The two most common mechanisms for thread communication are shared state and message passing.
THe most common way for threads to communicate is via some shared data structure, typically a queue. Some threads put information into the queue while others take it out. The queue must be protected by operating system facilities such as mutexes and semaphores. Interrupts have nothing to do with it.
If you're really interested in a theory of thread communications, you may want to look into formalisms like the pi Calculus.
To communicate between threads, you'll need to use whatever mechanism is supplied by your operating system and/or runtime. Interrupts would be unusually low level, although they might be used implicitly if your threads communicate using sockets or named pipes.

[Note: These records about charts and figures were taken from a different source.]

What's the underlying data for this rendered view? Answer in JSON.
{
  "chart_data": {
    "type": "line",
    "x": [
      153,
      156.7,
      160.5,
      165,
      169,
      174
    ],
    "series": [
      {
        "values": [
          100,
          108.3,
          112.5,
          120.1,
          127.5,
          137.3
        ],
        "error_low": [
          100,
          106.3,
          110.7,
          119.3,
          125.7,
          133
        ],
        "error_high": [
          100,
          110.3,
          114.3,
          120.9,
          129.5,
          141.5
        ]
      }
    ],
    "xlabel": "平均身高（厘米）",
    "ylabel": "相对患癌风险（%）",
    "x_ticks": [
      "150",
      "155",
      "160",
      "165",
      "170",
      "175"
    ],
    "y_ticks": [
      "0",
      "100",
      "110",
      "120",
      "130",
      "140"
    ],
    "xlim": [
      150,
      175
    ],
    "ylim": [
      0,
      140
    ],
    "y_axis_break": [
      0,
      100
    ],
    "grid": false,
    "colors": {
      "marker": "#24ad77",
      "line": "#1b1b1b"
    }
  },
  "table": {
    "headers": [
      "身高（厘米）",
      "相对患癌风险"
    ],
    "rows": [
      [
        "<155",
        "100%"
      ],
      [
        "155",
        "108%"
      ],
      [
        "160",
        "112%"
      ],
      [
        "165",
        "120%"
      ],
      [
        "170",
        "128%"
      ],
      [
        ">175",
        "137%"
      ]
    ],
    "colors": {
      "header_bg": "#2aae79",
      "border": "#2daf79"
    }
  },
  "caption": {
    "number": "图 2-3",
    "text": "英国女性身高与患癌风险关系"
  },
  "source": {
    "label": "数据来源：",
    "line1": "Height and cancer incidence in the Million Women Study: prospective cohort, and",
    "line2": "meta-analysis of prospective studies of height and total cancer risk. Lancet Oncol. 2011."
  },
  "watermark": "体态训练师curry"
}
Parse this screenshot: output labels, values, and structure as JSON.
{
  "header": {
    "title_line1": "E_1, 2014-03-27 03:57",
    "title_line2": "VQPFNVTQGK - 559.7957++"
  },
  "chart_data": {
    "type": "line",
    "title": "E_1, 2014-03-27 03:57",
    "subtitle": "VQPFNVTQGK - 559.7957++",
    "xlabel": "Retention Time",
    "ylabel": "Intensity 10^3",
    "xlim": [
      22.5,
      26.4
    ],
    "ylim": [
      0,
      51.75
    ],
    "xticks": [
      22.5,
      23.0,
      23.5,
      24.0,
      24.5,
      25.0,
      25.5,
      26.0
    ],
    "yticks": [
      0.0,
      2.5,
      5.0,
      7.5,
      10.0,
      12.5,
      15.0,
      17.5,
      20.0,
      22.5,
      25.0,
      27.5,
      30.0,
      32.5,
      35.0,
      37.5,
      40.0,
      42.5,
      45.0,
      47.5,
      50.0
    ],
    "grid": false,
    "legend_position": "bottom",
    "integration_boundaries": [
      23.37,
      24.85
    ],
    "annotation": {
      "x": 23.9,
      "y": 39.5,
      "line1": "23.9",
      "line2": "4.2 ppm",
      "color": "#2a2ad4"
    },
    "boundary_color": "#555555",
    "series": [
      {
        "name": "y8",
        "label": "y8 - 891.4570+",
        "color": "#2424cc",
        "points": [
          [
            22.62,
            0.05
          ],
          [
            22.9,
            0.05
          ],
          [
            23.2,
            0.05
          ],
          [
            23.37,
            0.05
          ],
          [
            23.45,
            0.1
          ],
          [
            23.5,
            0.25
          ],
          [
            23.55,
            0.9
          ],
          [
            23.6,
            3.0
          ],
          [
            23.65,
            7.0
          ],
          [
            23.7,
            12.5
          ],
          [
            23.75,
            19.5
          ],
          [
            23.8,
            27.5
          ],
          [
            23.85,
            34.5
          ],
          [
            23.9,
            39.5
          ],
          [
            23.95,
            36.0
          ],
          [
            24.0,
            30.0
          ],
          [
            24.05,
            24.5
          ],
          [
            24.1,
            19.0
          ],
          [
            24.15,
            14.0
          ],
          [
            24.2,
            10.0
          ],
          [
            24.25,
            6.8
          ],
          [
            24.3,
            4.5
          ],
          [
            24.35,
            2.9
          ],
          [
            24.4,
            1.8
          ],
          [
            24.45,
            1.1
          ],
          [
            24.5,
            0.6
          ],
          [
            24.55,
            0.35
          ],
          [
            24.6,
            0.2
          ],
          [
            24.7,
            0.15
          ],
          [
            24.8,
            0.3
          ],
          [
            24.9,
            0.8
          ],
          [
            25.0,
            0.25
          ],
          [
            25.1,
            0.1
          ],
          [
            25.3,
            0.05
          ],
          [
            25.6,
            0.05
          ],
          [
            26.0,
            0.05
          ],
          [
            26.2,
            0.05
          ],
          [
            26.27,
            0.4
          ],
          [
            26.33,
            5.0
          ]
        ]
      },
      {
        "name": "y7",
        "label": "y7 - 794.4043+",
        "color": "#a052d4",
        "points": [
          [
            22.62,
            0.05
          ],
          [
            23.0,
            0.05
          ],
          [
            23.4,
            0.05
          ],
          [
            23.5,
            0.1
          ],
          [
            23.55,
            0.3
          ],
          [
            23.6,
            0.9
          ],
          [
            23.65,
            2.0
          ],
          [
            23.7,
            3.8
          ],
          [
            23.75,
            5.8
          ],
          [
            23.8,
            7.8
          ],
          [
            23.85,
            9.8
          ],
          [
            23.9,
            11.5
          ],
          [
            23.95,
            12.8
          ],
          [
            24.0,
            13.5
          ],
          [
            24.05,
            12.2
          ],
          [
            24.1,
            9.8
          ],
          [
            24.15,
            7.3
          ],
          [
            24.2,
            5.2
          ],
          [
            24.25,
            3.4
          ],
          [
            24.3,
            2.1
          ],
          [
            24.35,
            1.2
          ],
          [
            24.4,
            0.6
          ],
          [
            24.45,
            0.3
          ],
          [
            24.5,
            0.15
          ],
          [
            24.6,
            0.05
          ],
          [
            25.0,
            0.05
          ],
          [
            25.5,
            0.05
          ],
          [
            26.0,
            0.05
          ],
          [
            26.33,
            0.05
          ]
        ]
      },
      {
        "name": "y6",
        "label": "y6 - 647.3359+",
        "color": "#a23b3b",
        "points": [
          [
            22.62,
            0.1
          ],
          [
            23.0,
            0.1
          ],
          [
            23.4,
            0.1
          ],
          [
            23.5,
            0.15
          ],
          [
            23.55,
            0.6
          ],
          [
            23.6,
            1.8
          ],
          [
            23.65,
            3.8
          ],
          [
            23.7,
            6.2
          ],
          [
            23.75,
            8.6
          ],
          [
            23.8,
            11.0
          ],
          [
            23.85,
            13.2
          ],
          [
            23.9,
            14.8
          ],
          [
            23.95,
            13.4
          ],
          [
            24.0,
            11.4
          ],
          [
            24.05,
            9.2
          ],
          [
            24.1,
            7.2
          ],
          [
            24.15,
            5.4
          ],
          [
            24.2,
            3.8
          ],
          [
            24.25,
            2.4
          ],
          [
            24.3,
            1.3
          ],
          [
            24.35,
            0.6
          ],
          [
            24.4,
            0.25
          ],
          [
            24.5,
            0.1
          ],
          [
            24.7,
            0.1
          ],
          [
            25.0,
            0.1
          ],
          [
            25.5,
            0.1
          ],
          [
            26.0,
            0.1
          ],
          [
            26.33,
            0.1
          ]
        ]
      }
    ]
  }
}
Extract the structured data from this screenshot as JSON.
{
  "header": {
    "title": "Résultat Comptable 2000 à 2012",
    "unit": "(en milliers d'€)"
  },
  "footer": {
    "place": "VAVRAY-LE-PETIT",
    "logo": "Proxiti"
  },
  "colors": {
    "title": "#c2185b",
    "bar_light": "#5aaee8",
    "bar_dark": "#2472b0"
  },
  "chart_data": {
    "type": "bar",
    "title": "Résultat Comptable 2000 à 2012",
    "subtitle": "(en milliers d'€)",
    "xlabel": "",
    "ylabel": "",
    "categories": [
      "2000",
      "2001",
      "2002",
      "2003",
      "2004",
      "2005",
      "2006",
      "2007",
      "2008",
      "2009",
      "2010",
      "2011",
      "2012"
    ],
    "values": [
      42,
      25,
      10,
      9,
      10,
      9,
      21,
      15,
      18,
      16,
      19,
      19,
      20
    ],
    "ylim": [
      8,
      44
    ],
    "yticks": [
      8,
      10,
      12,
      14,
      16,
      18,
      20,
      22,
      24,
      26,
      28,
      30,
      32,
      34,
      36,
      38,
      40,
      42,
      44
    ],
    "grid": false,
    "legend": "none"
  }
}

A common pattern would be to implement shared state using a shared memory block, relying on an os-supplied synchronization primitive such as a mutex to spare you from busy-waiting when your read from the block. Remember that if you have threads at all, then you must have some kind of scheduler already (whether it's native from the OS or emulated in your language runtime). So this scheduler can provide synchronization objects and a "sleep" function without necessarily having to rely on hardware support.
Sockets, pipes, and shared memory work between processes too. Sometimes a runtime will give you a lighter-weight way of doing synchronization for threads within the same process. Shared memory is cheaper within a single process. And sometimes your runtime will also give you an atomic message-passing mechanism.